As one reads the various comments about the Health Canada Wind Turbine Study, there’s so much that’s wrong/mangled/bungled that one gets bug-eyed with all the conflicting statements in the study summary. Is anyone doing quality control here? Denise Wolfe wrote an excellent critique detailing the numerous errors and inconsistencies; but, one thing in particular caught my eye: the extension of the survey area to a 10 km radius beyond a wind turbine. Why was that done? Dr. Alec Salt once neatly sumed up what this little trick is about. Read on:
by Alec Salt, Professor, Department of Otolaryngology, Washington University School of Medicine
Last week I was reading of an Australian study, by a Professor Gary Wittert, which had shown sleeping pill usage for those living near wind turbines was no greater than the general population . The study compared those living within 10 km of turbines with those living more than 10 km away. There have been similar studies with property values using a 5 mile or 10 km radius that showed property values are not affected by wind turbines. Had you ever thought why they pick a 10 km radius?
Consider this graphic. It shows 1 km bands with the calculated area for each band shown in blue. Let’s keep it easy and assume that households are evenly distributed and there is one household for every 10 square kilometers.

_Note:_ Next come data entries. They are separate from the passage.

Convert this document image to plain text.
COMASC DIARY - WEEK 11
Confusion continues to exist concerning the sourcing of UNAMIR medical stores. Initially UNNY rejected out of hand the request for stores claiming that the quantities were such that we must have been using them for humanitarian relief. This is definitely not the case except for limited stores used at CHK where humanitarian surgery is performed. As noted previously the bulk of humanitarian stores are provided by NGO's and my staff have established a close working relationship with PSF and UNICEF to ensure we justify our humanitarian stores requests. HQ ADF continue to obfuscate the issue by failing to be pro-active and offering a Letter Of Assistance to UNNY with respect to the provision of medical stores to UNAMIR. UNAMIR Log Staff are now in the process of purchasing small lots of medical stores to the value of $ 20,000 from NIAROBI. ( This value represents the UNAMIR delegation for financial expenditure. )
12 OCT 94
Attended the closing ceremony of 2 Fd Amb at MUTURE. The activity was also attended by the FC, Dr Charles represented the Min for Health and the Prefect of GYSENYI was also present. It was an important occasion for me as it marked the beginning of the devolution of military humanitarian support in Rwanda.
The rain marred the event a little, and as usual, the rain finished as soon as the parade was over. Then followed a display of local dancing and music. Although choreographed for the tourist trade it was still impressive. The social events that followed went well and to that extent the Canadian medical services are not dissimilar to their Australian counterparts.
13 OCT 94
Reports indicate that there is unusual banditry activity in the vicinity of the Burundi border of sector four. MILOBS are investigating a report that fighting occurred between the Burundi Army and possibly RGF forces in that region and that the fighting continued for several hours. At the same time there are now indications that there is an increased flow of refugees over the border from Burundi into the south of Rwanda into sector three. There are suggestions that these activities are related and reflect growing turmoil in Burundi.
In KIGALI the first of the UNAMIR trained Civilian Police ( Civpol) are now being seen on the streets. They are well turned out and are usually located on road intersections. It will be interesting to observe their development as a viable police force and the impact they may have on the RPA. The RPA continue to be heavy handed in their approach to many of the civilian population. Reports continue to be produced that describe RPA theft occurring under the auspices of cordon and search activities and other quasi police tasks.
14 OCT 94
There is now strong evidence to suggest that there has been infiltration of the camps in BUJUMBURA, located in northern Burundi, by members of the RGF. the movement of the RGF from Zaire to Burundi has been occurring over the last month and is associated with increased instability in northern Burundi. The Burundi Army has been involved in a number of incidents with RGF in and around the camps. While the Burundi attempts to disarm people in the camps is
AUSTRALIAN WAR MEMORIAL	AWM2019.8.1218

So, within 2 km (the two innermost bands) of the turbine, the area is 3.1 + 9.4 km2 (=12.5 km2) which would represent 1.2 households.
Now let’s consider the two outermost (9 km and 10 km) bands. The area of these bands is 53.4 + 59.7 km2 (= 113.1 km2) which represents 113 households. So the outermost bands have about TEN TIMES the number of households of those living within 2 km, making sure that the contribution of the inner bands is diluted, swamped, covered up or however else you would describe it.
Or consider if you live within 2 km of a turbine. The outer bands of those living from 2 – 10 km from the turbine adds up to 301.6 km2, which would represent 30.1 households – which is 24 TIMES the number of households within 2 km.
No wonder your voice is being “drowned out”. The bigger the circle, the more “dilution” occurs.
Add this to the list of things where “size matters”, and next time you see a study like this, consider the radius and area that was chosen. The choice of the circle size plays a major role in the result obtained and speaks volumes about the motivation of the author.
Dr. Alec Salt
Add the Health Canada Study team to the list of villains that includes the Ministry of Environment and Climate Change (MOECC) and the Environmental Tribunal (ERT).
Each turbine is like a discrete little blob of toxic industrial technology – like a dump. The “mitigation strategy” is to disperse them over a broader area, but not too far, that would be too expensive. When the close-in residents are affected and an investigation is called for; well, just broaden the study area and the complaints will be diluted by the larger pool, as Dr. Salt has shown.
It’s a simple tactic, and a rigorous study design should have prevented such trickery. So, the obvious question is: who put this in? Was this person(s) stupid? Malicious?
Why does this industry need so much help?